Cine PE 2019 | Vidas Descartáveis
“Um país sem documentário é como uma família sem álbum de fotos”. A frase do cineasta chileno Patrício Guzmán foi repetida incessantemente no eloquente discurso do diretor Alexandre Valenti, que recebia o Prêmio Especial do Júri, “pela relevância e urgência do tema abordado, pelo olhar sensível e a contribuição ao combate do trabalho escravo moderno no Brasil”, em seu longa documentário “Vidas Descartáveis”, que dirige ao lado de Alberto Graça.
O reconhecimento é válido, já que, naquela altura da noite de premiações do Cine PE 2019, o documentário era o único dos seis filmes exibidos na Mostra Competitiva de Longas-Metragens que não havia levado nenhum troféu Calunga para casa. De fato, não é uma obra de esmero técnico, de linguagem cinematográfica exercida com puro êxito, mas, como #Procuram-se Mulheres, de Rozzi Brasil, é o tipo de produção onde a premiação significará algo. O maior triunfo da curadoria da 23ª edição do festival – de qualidade superior ao ano passado, que tinha propósito de reconstrução temática e política após inúmeras polêmicas no ano de 2017 – foi justamente trazer uma coleção de filmes de cunho social e político que se interligavam tematicamente na noite, mas também no escopo geral do festival. Seus discursos e apresentações eram um show à parte, dando um espaço para que pessoas dos mais variados lugares do Brasil, das mais variadas classes sociais – que não teriam a chance de apresentar a si mesmos e seus trabalhos – pudessem trazer parte de seu contexto para o festival. Foi uma edição que forneceu oportunidades e espaço para diferentes vozes.
E é este o trabalho documental feito por Valenti e Graça em “Vidas Descartáveis”: ao abordar a temática do trabalho escravo moderno no Brasil – último país a abolir a escravidão – sob suas diversas facetas (social, econômica, política etc), o documentário lança luz às práticas de aliciamento e tráfico de seres humanos e expõe as condições precárias de trabalho no campo e na cidade resultantes das dinâmicas migratórias movidas por falsas promessas de melhoria de vida. O que acontece, aqui, é basicamente uma narrativa que se viu no resto do festival, onde os cineastas trazem ao público vozes que não seriam escutadas – ou sequer notadas.
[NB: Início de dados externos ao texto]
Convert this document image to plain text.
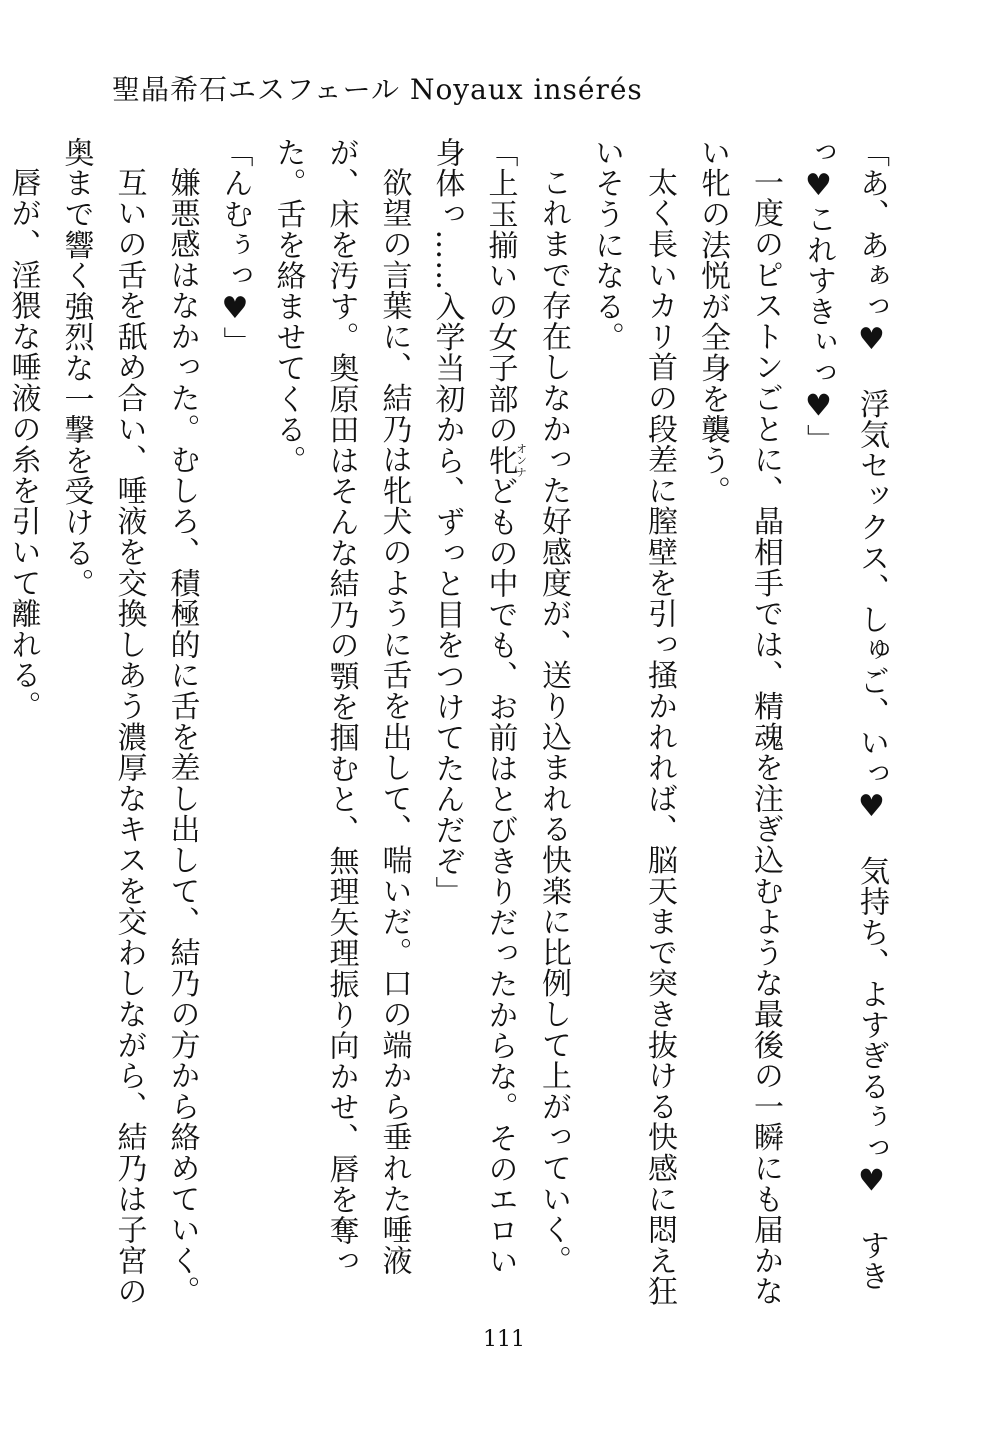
聖晶希石エスフェール Noyaux insérés

「あ、あぁっ♥　浮気セックス、しゅご、いっ♥　気持ち、よすぎるぅっ♥　すきっ♥これすきぃっ♥」

一度のピストンごとに、晶相手では、精魂を注ぎ込むような最後の一瞬にも届かない牝の法悦が全身を襲う。

太く長いカリ首の段差に膣壁を引っ掻かれれば、脳天まで突き抜ける快感に悶え狂いそうになる。

これまで存在しなかった好感度が、送り込まれる快楽に比例して上がっていく。

「上玉揃いの女子部の牝オンナどもの中でも、お前はとびきりだったからな。そのエロい身体っ……入学当初から、ずっと目をつけてたんだぞ」

欲望の言葉に、結乃は牝犬のように舌を出して、喘いだ。口の端から垂れた唾液が、床を汚す。奥原田はそんな結乃の顎を掴むと、無理矢理振り向かせ、唇を奪った。舌を絡ませてくる。

「んむぅっ♥」

嫌悪感はなかった。むしろ、積極的に舌を差し出して、結乃の方から絡めていく。

互いの舌を舐め合い、唾液を交換しあう濃厚なキスを交わしながら、結乃は子宮の奥まで響く強烈な一撃を受ける。

唇が、淫猥な唾液の糸を引いて離れる。

111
Os casos mais notáveis vistos aqui são a de imigrantes latinos que confeccionam roupas para marcas famosas, e o da Fazenda Brasil Verde, no Pará, que ocorreu no final dos anos 90. Apesar de ter recebido cobertura em emissoras de tv, é incrível como tais acontecimentos frequentemente se perdem no tempo. Revisitamos, então, muitos dos trabalhadores que sofreram no acontecimento, e seus depoimentos são comoventes. Humildes e, muitos deles analfabetos, eles relatam que não tinham plena noção do que ocorria, e quando perceberam, já era tarde demais.
Já que foi mencionado a questão da cobertura midiática, é curioso notar como “Vidas Descartáveis” por vezes parece um especial para a tv; as imagens de arquivo e recortes de jornais surgem na tela com uma trilha escandalosa de conspiração, aos costumes de um programa investigativo; os planos aéreos, feitos com drones (e o uso excessivo, descuidado dos mesmos em produções recentes deve ser discutido) são alongados e parecem existir apenas para atribuir alguma grandiloquência cinematográfica para a situação. Tais artifícios não são necessários – ou poderiam ser melhores utilizados -, já que a situação já é absurda por si só.
Essa é a maior força de “Vidas Descartáveis”, o espaço para que estes trabalhadores contem suas histórias, voltando ao discurso de Valenti na aceitação do Prêmio Especial do Juri, trazendo novamente essa questão em evidência para que nunca seja esquecida. A nossa história merece ser preservada e relembrada, mesmo que, às vezes, seja de maneira preventiva para que atrocidades como as vistas aqui nunca mais se repitam.